Ancak ayrılıkların aile yuvalarına ruhi yıkımın yanı sıra maddi yıkım getirdiği de bir gerçek. Alman hukukçusu Kohler: "Geçinmelerine imkan olmayan karı koca arasındaki evlilik, sadece azap ve işkence kaynağı olmakla kalmaz, ruhi tekamüle de mani teşkil edebilir ve büyük istidatları bir hiç düzeyine indirebilir." Böyle bir evliliğe mümkün mertebe çabuk nihayet vermek, hem sosyal hem de kültürel bir ihtiyaç teşkil eder.
Bir zaruret olarak boşanma olgusu ortaya çıktığı zaman Katolik kilisesine göre buna yasal imkan yoktur. Boşanmayı mümkün olduğu kadar zorlaştırmak, imkansız hale getirmek gibi prensipler Katolik hukukuna dayanmaktadır. Bizim Medeni Kanunumuz da Katolik hukukunun temel ilkelerine dayalı olan İsviçre kanunundan tercüme edilmiştir.
Kanunlarımızdaki boşanmayı zorlaştırıcı hükümler ve boşansalar bile erkeği ezen ve ömür boyu maddi tazminat ve nakafa ödemeye mahkum eden maddeler, Türk İslam toplumunun yapısıyla uyuşmuyor. Önce ayrılığı reddeden hükümler, 3-5 yıl ayrı kalan eşler için boşanma sebebi sayılarak değiştirildi. Üç-beş ay evli kalan bir erkeğin ömür boyu nafaka ödemesi gibi akıl ve mantığa bile ters olan hükümler hala yürürlüktedir.
Geçenlerde seksenlik emekli bir TR şoförünü izledim. Beş ay evli kaldığım eski eşime 60 yıldır nafaka ödüyorum diyor. Bu, Müslümana Katolik zulmünden başka nedir?

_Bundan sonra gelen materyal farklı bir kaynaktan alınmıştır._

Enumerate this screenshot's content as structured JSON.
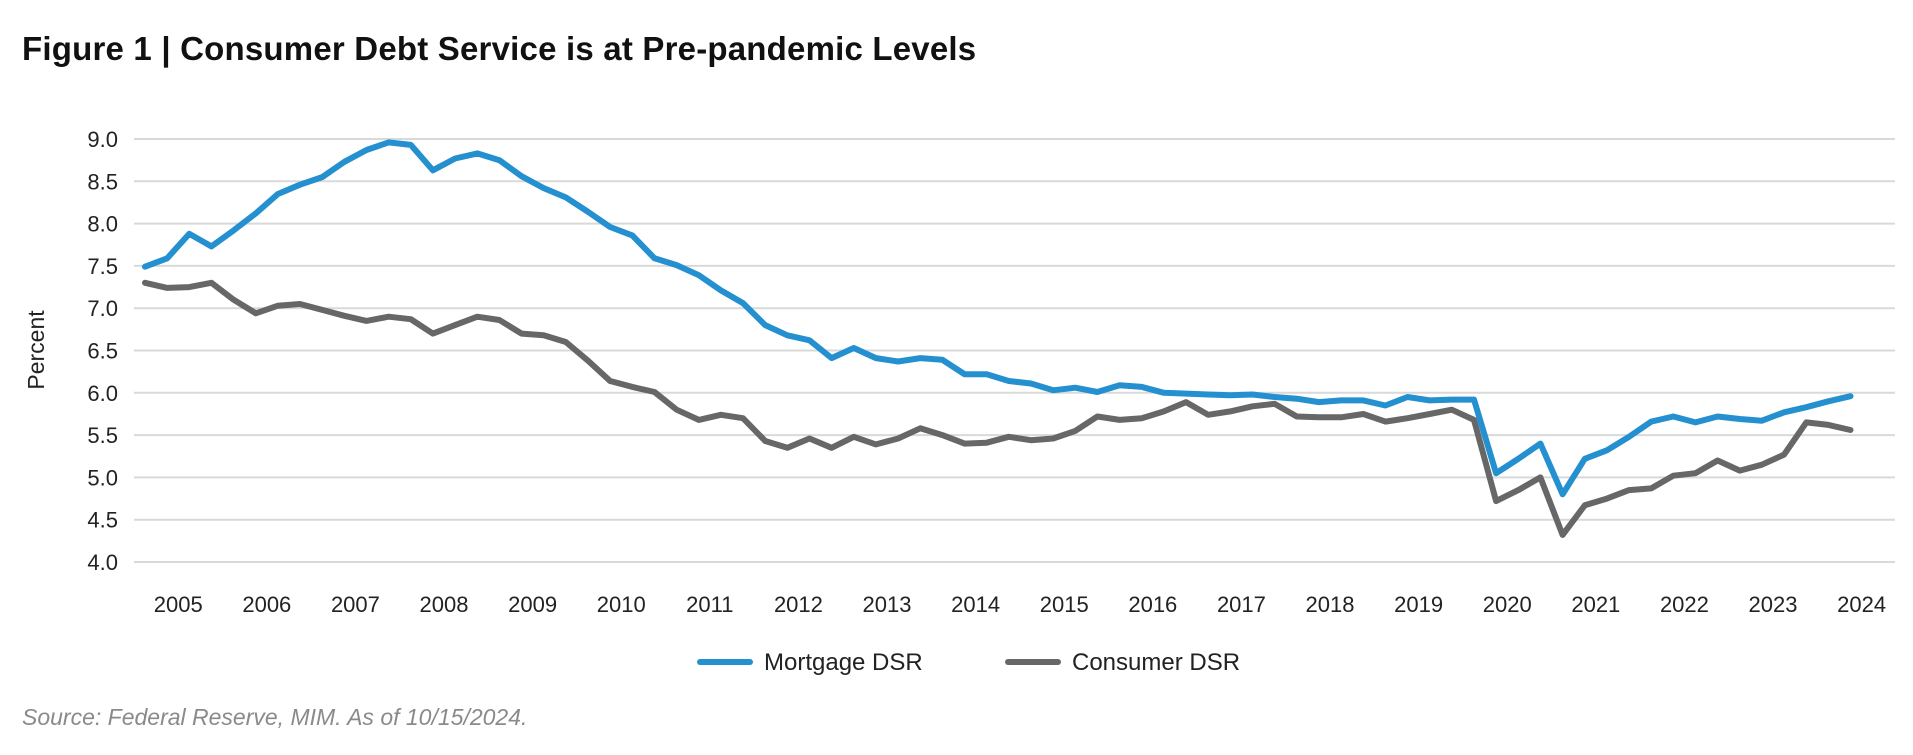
{
  "title": "Figure 1  |  Consumer Debt Service is at Pre-pandemic Levels",
  "source": "Source: Federal Reserve, MIM. As of 10/15/2024.",
  "chart_data": {
    "type": "line",
    "title": "Figure 1  |  Consumer Debt Service is at Pre-pandemic Levels",
    "xlabel": "",
    "ylabel": "Percent",
    "ylim": [
      4.0,
      9.0
    ],
    "yticks": [
      "4.0",
      "4.5",
      "5.0",
      "5.5",
      "6.0",
      "6.5",
      "7.0",
      "7.5",
      "8.0",
      "8.5",
      "9.0"
    ],
    "xtick_labels": [
      "2005",
      "2006",
      "2007",
      "2008",
      "2009",
      "2010",
      "2011",
      "2012",
      "2013",
      "2014",
      "2015",
      "2016",
      "2017",
      "2018",
      "2019",
      "2020",
      "2021",
      "2022",
      "2023",
      "2024"
    ],
    "grid": "horizontal",
    "legend_position": "bottom",
    "x": [
      "2005Q1",
      "2005Q2",
      "2005Q3",
      "2005Q4",
      "2006Q1",
      "2006Q2",
      "2006Q3",
      "2006Q4",
      "2007Q1",
      "2007Q2",
      "2007Q3",
      "2007Q4",
      "2008Q1",
      "2008Q2",
      "2008Q3",
      "2008Q4",
      "2009Q1",
      "2009Q2",
      "2009Q3",
      "2009Q4",
      "2010Q1",
      "2010Q2",
      "2010Q3",
      "2010Q4",
      "2011Q1",
      "2011Q2",
      "2011Q3",
      "2011Q4",
      "2012Q1",
      "2012Q2",
      "2012Q3",
      "2012Q4",
      "2013Q1",
      "2013Q2",
      "2013Q3",
      "2013Q4",
      "2014Q1",
      "2014Q2",
      "2014Q3",
      "2014Q4",
      "2015Q1",
      "2015Q2",
      "2015Q3",
      "2015Q4",
      "2016Q1",
      "2016Q2",
      "2016Q3",
      "2016Q4",
      "2017Q1",
      "2017Q2",
      "2017Q3",
      "2017Q4",
      "2018Q1",
      "2018Q2",
      "2018Q3",
      "2018Q4",
      "2019Q1",
      "2019Q2",
      "2019Q3",
      "2019Q4",
      "2020Q1",
      "2020Q2",
      "2020Q3",
      "2020Q4",
      "2021Q1",
      "2021Q2",
      "2021Q3",
      "2021Q4",
      "2022Q1",
      "2022Q2",
      "2022Q3",
      "2022Q4",
      "2023Q1",
      "2023Q2",
      "2023Q3",
      "2023Q4",
      "2024Q1",
      "2024Q2"
    ],
    "series": [
      {
        "name": "Mortgage DSR",
        "color": "#2490d0",
        "values": [
          7.49,
          7.59,
          7.88,
          7.73,
          7.92,
          8.12,
          8.35,
          8.46,
          8.55,
          8.73,
          8.87,
          8.96,
          8.93,
          8.63,
          8.77,
          8.83,
          8.75,
          8.56,
          8.42,
          8.31,
          8.14,
          7.96,
          7.86,
          7.59,
          7.51,
          7.39,
          7.21,
          7.06,
          6.8,
          6.68,
          6.62,
          6.41,
          6.53,
          6.41,
          6.37,
          6.41,
          6.39,
          6.22,
          6.22,
          6.14,
          6.11,
          6.03,
          6.06,
          6.01,
          6.09,
          6.07,
          6.0,
          5.99,
          5.98,
          5.97,
          5.98,
          5.95,
          5.93,
          5.89,
          5.91,
          5.91,
          5.85,
          5.95,
          5.91,
          5.92,
          5.92,
          5.05,
          5.22,
          5.4,
          4.8,
          5.22,
          5.32,
          5.48,
          5.66,
          5.72,
          5.65,
          5.72,
          5.69,
          5.67,
          5.77,
          5.83,
          5.9,
          5.96
        ]
      },
      {
        "name": "Consumer DSR",
        "color": "#666766",
        "values": [
          7.3,
          7.24,
          7.25,
          7.3,
          7.1,
          6.94,
          7.03,
          7.05,
          6.98,
          6.91,
          6.85,
          6.9,
          6.87,
          6.7,
          6.8,
          6.9,
          6.86,
          6.7,
          6.68,
          6.6,
          6.38,
          6.14,
          6.07,
          6.01,
          5.8,
          5.68,
          5.74,
          5.7,
          5.43,
          5.35,
          5.46,
          5.35,
          5.48,
          5.39,
          5.46,
          5.58,
          5.5,
          5.4,
          5.41,
          5.48,
          5.44,
          5.46,
          5.55,
          5.72,
          5.68,
          5.7,
          5.78,
          5.89,
          5.74,
          5.78,
          5.84,
          5.87,
          5.72,
          5.71,
          5.71,
          5.75,
          5.66,
          5.7,
          5.75,
          5.8,
          5.68,
          4.72,
          4.85,
          5.0,
          4.32,
          4.67,
          4.75,
          4.85,
          4.87,
          5.02,
          5.05,
          5.2,
          5.08,
          5.15,
          5.27,
          5.65,
          5.62,
          5.56
        ]
      }
    ]
  }
}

Ayrıca bu yasal olsa bile helal midir? Adalet sistemimizde evlilik ve ayrılık konusunda pozitif ayrımcılık adı altında kadını aşırı koruyan ve erkeği ezen uygulamalara artık son vermek gerekmez mi? Günümüzdeki boşanmalarda erkeğin bu denli mağduriyetinin toplumda yozlaşmaya yol açtığı da unutulmamalıdır.

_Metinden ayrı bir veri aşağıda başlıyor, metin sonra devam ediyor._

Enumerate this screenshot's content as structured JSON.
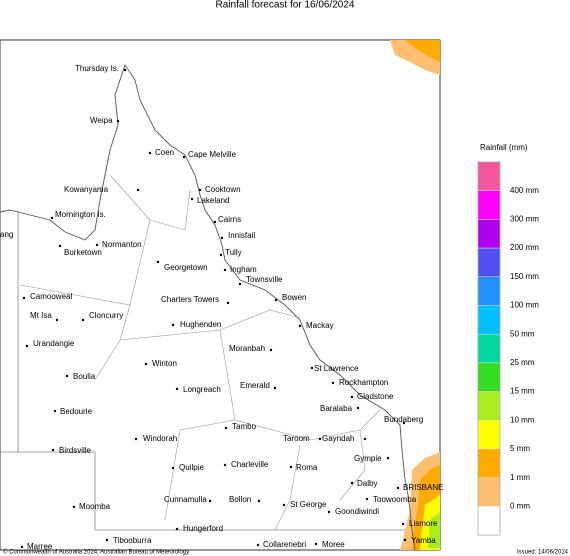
{
  "title": "Rainfall forecast for 16/06/2024",
  "places": [
    "Thursday Is.",
    "Weipa",
    "Coen",
    "Cape Melville",
    "Cooktown",
    "Kowanyama",
    "Lakeland",
    "Mornington Is.",
    "Cairns",
    "Innisfail",
    "Normanton",
    "Burketown",
    "Tully",
    "Georgetown",
    "Ingham",
    "Townsville",
    "Camooweal",
    "Charters Towers",
    "Bowen",
    "Mt Isa",
    "Cloncurry",
    "Mackay",
    "Hughenden",
    "Urandangie",
    "Moranbah",
    "St Lawrence",
    "Winton",
    "Boulia",
    "Rockhampton",
    "Emerald",
    "Longreach",
    "Gladstone",
    "Bedourie",
    "Baralaba",
    "Bundaberg",
    "Tambo",
    "Windorah",
    "Taroom",
    "Gayndah",
    "Birdsville",
    "Gympie",
    "Charleville",
    "Quilpie",
    "Roma",
    "BRISBANE",
    "Dalby",
    "Toowoomba",
    "Cunnamulla",
    "Bollon",
    "Moomba",
    "St George",
    "Goondiwindi",
    "Lismore",
    "Hungerford",
    "Yamba",
    "Tibooburra",
    "Collarenebri",
    "Moree",
    "Marree",
    "ang"
  ],
  "legend": {
    "title": "Rainfall (mm)",
    "labels": [
      "400 mm",
      "300 mm",
      "200 mm",
      "150 mm",
      "100 mm",
      "50 mm",
      "25 mm",
      "15 mm",
      "10 mm",
      "5 mm",
      "1 mm",
      "0 mm"
    ],
    "colors": [
      "#f5559b",
      "#ff00ff",
      "#b000f0",
      "#5050f5",
      "#1e90ff",
      "#00bfff",
      "#00d8a0",
      "#33dd22",
      "#aaee22",
      "#ffff00",
      "#ffaa00",
      "#fdc070",
      "#ffffff"
    ]
  },
  "footer": {
    "copyright": "© Commonwealth of Australia 2024, Australian Bureau of Meteorology",
    "issued": "Issued: 14/06/2024"
  }
}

Avrupa'da olduğu gibi evlenmek yerine birlikte yaşamayı tercih eden gençlerin ahlak dışı bu yaşayışlarının temelinde boşanmayı erkek aleyhine yıkıma çevirmesinin yattığı inkar edilemez.
Modern hayatta zaten ana-baba ve çocuklardan oluşan bir aile yapısı hakim. Onlara karışan kimsede olmamasına rağmen evliliği zevk olarak gören zihniyetin yaygınlaşmasıyla boşanmaların da arttığı gözlenmektedir. Boşanmayı kolaylaştırmayı değil de belli kurallara bağlamayı biz de kabul ederiz. Ancak bir tarafı mahvedecek şekilde uygulanmasını da asla tasvip edemeyiz. Bunun da mutlaka makul bir çözümü olmalı.